Der Informationsaustausch im Zeichen der europäischen Zinssteuer umfasst folgende Daten: Name, Vorname und Geburtsdatum des Kontoinhabers, Adresse, Zinszahlungen für das jeweilige Jahr.
Die Staaten Luxemburg, Österreich, Schweiz, Liechtenstein und Belgien konnten das Bankgeheimnis verteidigen und nehmen somit nicht am Informationsaustausch teil. Jedoch werde dortige Zinserträge mit einer Quellensteuer i. H. v. derzeit 20% (ab 2010 35%) belegt, sodass die Nichtangabe entsprechender Einkünfte für deutsche Anleger (insbesondere mit Einführung der Abgeltungssteuer 2009) wenig interessant ist und die europäische Zinssteuer, bzw. die europäische Zinsrichtlinie eindrucksvoll greift.
Denn die im Ausland gezahlte Quellensteuer kann auf die heimischen Steuerschuld angerechnet und ggf. erstattet werden. Zudem sei erwähnt, dass die Steuerschuld nicht mit der Zahlung der ausländischen Quellensteuer abgegolten ist. Die Erträge sind zwingen im Rahmen der Steuererklärung anzugeben.
Die Richtlinie betrifft alle natürlichen Personen die Ihren festen Wohnsitz oder regelmäßigen Aufenthalt in der EU haben. Ausgenommen sind somit juristische Personen (z. B. AG, GmbH).

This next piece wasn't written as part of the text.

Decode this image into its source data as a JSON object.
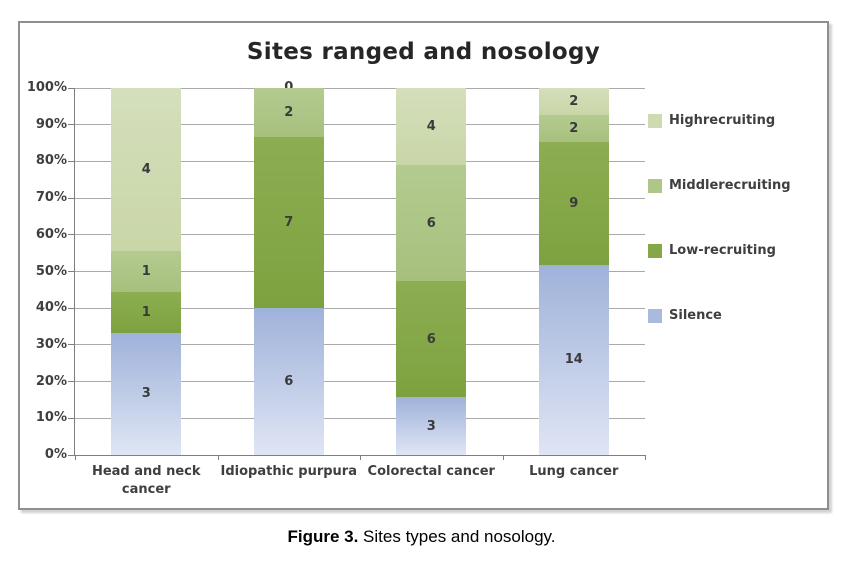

Betroffen sind alle Zinszahlungen die einem EU-Bürger aus einem anderen Anwenderstaat zufließen. Als Zinszahlungen sind hierbei Zinsen zu bewerten welche im Zusammenhang mit Forderungen verschiedener Arten stehen und auf einem Konto und/ oder Depot gutgeschrieben werden. Somit sind auch Fondserträge, unabhängig vom Auflegungsort des Sondervermögens, betroffen, sofern sie Zinserträge aus einem Anwenderstatt beinhalten und einem innereuropäischen Konto gutgeschrieben werden. Dividendenerträge hingegen sind von dieser Regelung ausgenommen.
Jedoch wird bei Fonds in drei Klassen unterschieden: Sondervermögen die höchsten 15% in Zinspapiere (Anleihen etc.) investieren sind von der Regelung ausgenommen. Fonds die zwischen 15-40% in Zinsträger investieren unterliegen nur mit den ausgeschütteten Gewinnen, in Bezug auf den darin enthaltenen Zinsanteil, der EU-Zinsrichtlinie.
Ist ein Fonds mit mehr als 40% in Zinspapieren investiert, so sind sowohl ausgeschüttete wie auch im Zwischengewinn enthaltene Erträge von der Richtlinie betroffen. Thesaurierte Erträge hingegen werden im ersten Schritt nicht von der Zinsrichtlinie berührt, dies ist dann ggf. bei Rückgabe der Anteilsscheine der Fall.